Jesús de Lózar

Jesús de Lózar


Cangrejos

19/06/2021

Los contábamos por docenas en la pila de granito nada más llegar mi abuelo con el fardel lleno hasta arriba, nos hacía ilusión saber a cuántos tocábamos cada uno. Estábamos de suerte, esta vez nos los había traído a nosotros. El abuelo los pescaba y cada día los repartía entre sus hijos. Los pasábamos un poco por el grifo y a la cazuela. Laurel, sal y nada más. Separabas la cabeza de la cola que descascarillabas y comías primero, lo más gustoso de todo, chuperreteabas la cabeza machacándola con los dientes absorbiendo hasta no dejar gota y terminabas por las patas con las que hacías un chiflo. No desaprovechábamos nada. Estaban buenísimos, eran lo más esperado. El día completo: cangrejos de primero, liebre de segundo y para cenar tortilla. Y flan de postre los domingos.

Mi madre preparaba el cebo con güétago o asaba unas sobras de lechazo con vinagre. Armado con los reteles, el fardel, la horcadilla, el cebo y la emoción de ir a pescar con el abuelo, que se sabía las cuevas, andábamos casi una hora hasta el río Grande, justamente minúsculo, con el mismo nombre del que separa la frontera de México y Estados Unidos. El desespero de que no piquen, la alegría infinita de que aparezcan en el retel, como un maná. Ya de anochecida volvíamos a casa. Los domingos por la tarde íbamos a cogerlos en familia, llevábamos meriendilla, como una fiesta. Salían más al atardecer y con tormenta, pero solo podíamos pescar hasta las ocho de la tarde.

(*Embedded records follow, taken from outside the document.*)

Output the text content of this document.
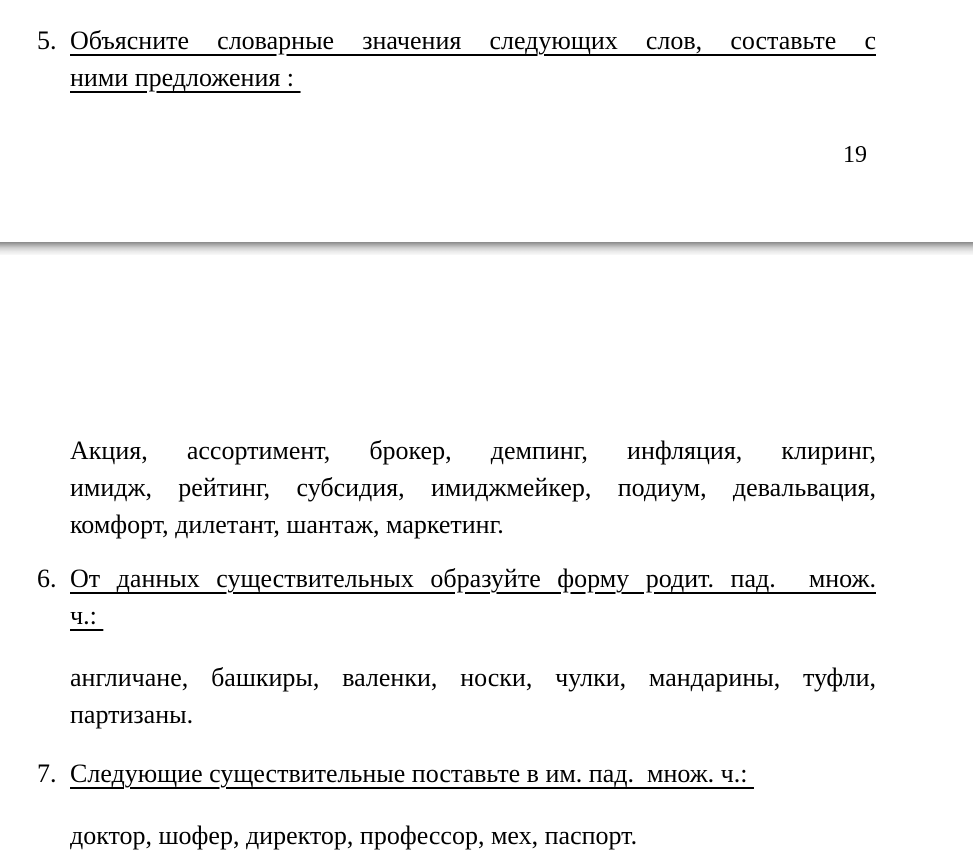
5. Объясните словарные значения следующих слов, составьте с
ними предложения :
19
Акция, ассортимент, брокер, демпинг, инфляция, клиринг,
имидж, рейтинг, субсидия, имиджмейкер, подиум, девальвация,
комфорт, дилетант, шантаж, маркетинг.
6. От данных существительных образуйте форму родит. пад.  множ.
ч.:
англичане, башкиры, валенки, носки, чулки, мандарины, туфли,
партизаны.
7. Следующие существительные поставьте в им. пад.  множ. ч.:
доктор, шофер, директор, профессор, мех, паспорт.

El cangrejo autóctono desapareció aunque todavía persisten escasos ejemplares que se pueden rastrear en las cabeceras de algunos ríos. Tuvimos que soportar su invasión, obligados a comer el cangrejo rojo americano, el de las marismas de las pescaderías. Hasta que Ramón Fernández, un veterinario de San Esteban regresó de Estados Unidos implantando el cangrejo señal. El origen de la repoblación actual. Entonces ya fue otra cosa. Lo comprobamos en la Fiesta del Cangrejo de Cervera de Pisuerga donde todavía en esa época tenían que conformarse con el cangrejo de las marismas. Íbamos los veranos a la granja El Quiñón para traer los cangrejos para La Saca. Desesperados por no llegar a las 12, inmovilizados y con un calor de muerte, teníamos que sacar la cazuela para comerlos en la carretera.

Dicen que el fascismo se cura leyendo y el nacionalismo viajando. Nacionalismo de aldea. Pensé que había visto todo lo que había que ver hasta que en el mercado Dorogomilovsky de Moscú, cerca de Kievskaya, vi los cangrejos de río más grandes de mi vida. Grises. Enormes.

Cada vez se pueden pescar y comer más cangrejos, al menos en esta tierra, y eso es una bendición. La del vecino que nos sorprende o de Evelio organizando una cangrejada en Quintana Redonda antes de la pandemia.

Hace tiempo leí a un columnista de un diario de tirada nacional quejarse de no poder comer cangrejos. Como los dos somos de Burgos y de parecida edad pensé que habría cierta connivencia. Ingenuo de mí, le invité a pescarlos y comerlos. Craso error. La callada por respuesta y un periodo muy breve en la dirección de ese periódico acabó con todas mis esperanzas. Como decía alguna gente en la postguerra, vete al rio a por cangrejos para el arroz, pero que no te vea nadie. En aquellos tiempos parece que comer cangrejos, autóctonos, era de pobres. Lo mismo debía de pensar el columnista.

Siempre que la Duquesa de Alba venía a Soria comía cangrejos en el Mesón Castellano. Sin ninguna duda, hoy en España no hay otro sitio mejor que Soria para pescar y comer cangrejos. El columnista no sabe lo que se perdió. Ahora los restaurantes y las empresas de turismo activo tienen la oportunidad y la obligación de proporcionarnos a todos unos gramos de felicidad.